Ce qui ressort d’entrée de jeu du scénario de Jennifer Lee et Phil Johnston, c’est cette réelle compréhension des mécaniques du médium exploré, et surtout de la grande valeur culturelle de celui-ci, ce qui permettra au duo de légitimer rapidement cette manière évidemment on ne peut plus fantaisiste d’expliquer son fonctionner et de relever la résolution des conflits propres à un tel univers. Une attention que nous dénoterons également au niveau de la direction artistique alors que la création des environnements, la fluidité de l’animation et le niveau de détail des divers personnages auront tous été traités en tenant compte de l’ère de laquelle provient chaque jeu vidéo - réel ou fictif. L’ensemble est d’autant plus alimenté par des transitions tout aussi habiles entre les deux niveaux de représentation de ces différents mondes, entre les technologies d’animation d’aujourd’hui et les multiples générations d’engins graphiques. Il faut dire que toute la pertinence du discours tenu ici passe déjà par l’endroit où se situe l’action, ce lieu rassembleur en voie de disparation - plutôt que le salon où le joueur s’exécute désormais - sous-entendant ce profond sentiment de nostalgie comme l’éternel désir de revenir aux choses simples.

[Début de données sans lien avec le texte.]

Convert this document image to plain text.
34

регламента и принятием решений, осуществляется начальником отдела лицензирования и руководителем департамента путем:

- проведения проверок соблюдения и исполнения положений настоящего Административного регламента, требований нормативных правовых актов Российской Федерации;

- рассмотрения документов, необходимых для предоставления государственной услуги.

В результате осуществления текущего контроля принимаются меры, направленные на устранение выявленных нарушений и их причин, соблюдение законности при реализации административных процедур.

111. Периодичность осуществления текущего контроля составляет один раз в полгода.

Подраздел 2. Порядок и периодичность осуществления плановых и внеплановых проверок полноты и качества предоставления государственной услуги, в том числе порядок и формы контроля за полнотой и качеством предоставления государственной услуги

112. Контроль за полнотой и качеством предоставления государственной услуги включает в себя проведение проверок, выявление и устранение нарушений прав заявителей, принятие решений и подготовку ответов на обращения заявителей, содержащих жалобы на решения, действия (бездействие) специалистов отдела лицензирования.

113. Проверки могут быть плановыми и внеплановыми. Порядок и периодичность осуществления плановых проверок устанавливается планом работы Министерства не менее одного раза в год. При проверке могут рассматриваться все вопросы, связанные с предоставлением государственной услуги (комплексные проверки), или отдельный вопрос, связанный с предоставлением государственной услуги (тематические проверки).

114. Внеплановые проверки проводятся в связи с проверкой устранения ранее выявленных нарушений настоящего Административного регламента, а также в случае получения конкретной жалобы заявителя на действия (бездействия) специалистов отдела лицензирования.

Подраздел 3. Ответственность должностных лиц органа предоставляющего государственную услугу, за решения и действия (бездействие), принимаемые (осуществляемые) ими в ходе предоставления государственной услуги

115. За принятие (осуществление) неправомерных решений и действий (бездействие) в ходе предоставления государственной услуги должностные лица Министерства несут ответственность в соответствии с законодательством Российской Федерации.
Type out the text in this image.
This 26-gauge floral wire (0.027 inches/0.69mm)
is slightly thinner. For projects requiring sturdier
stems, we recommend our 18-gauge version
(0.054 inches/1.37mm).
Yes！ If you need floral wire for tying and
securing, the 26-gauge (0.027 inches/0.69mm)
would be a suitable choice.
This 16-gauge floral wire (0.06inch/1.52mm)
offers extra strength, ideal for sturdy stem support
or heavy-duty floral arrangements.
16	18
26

Wreck-It Ralph regorge du coup de clins d’oeil et de références, et ce, autant à une multitude de titres vidéoludiques qu’à la culture populaire d’hier et d’aujourd’hui, certains étant présentés comme tel, d’autres étant astucieusement incorporés à la diégèse du présent exercice. Le film de Rich Moore se jouera d’ailleurs de la présence de plusieurs figures mythiques issues de jeux comme
Pac-Man,
Street Fighter,
Super Mario Bros. et
Sonic the Hedgehog, pour ne nommer que les plus évidents, auxquelles l’équipe de marketing aura même réservé une place encore plus importante qu’aux personnages originaux.
À la base,
Wreck-It Ralph a tout d’une production typique des studios Disney de par son univers évidemment très coloré visuellement et la structure de son scénario enchaînant dans un ordre aussi précis qu’immuable des événements clés dont nous pourrons prévoir l’arrivée plusieurs séquences à l’avance. Le tout baigne bien évidemment dans cette bonne vieille morale dictant que l’habit ne fait pas le moine avec pour exemples deux personnages dont l’exclusion leur permettra de s’unir pour prouver leur valeur intrinsèque à leurs semblables. S’il n’y a absolument rien de nouveau sous le soleil sur ce plan dans le film de Rich Moore, ce dernier sera néanmoins parvenu à donner un peu plus de relief aux différents éléments de la production grâce à l’énergie contagieuse qu’il aura su lui insufflée et aux performances vocales tout aussi convaincantes d’une distribution idéalement assemblée. Comme la plupart des jeux vidéo, l’essence - comme la réussite - de
Wreck-It Ralph repose généralement sur des clichés clairement mis en évidence, mais exploités d’une manière suffisamment habile et sentie pour que l’ensemble puisse devenir engageant et nous faire prendre à coeur la quête des principaux personnages - même si nous ne sommes pas en mesure de les contrôler cette fois-ci. Le réalisateur sera d’autant plus parvenu à orchestrer certains moments dramatiques aussi prenants qu’attendrissants, mais jamais trop mièvres, faisant écho à certains des meilleurs élans en la matière du studio Pixar. Moore aura donc réussi à mener sa mise en scène en tenant compte des contraintes et contradictions de ce type de projets devant plaire avant tout à un public assez jeune, mais en marquant l’entreprise d’une touche de créativité plus mature, rendant ce monde qui n’a rien de réel soudainement plus chaleureux.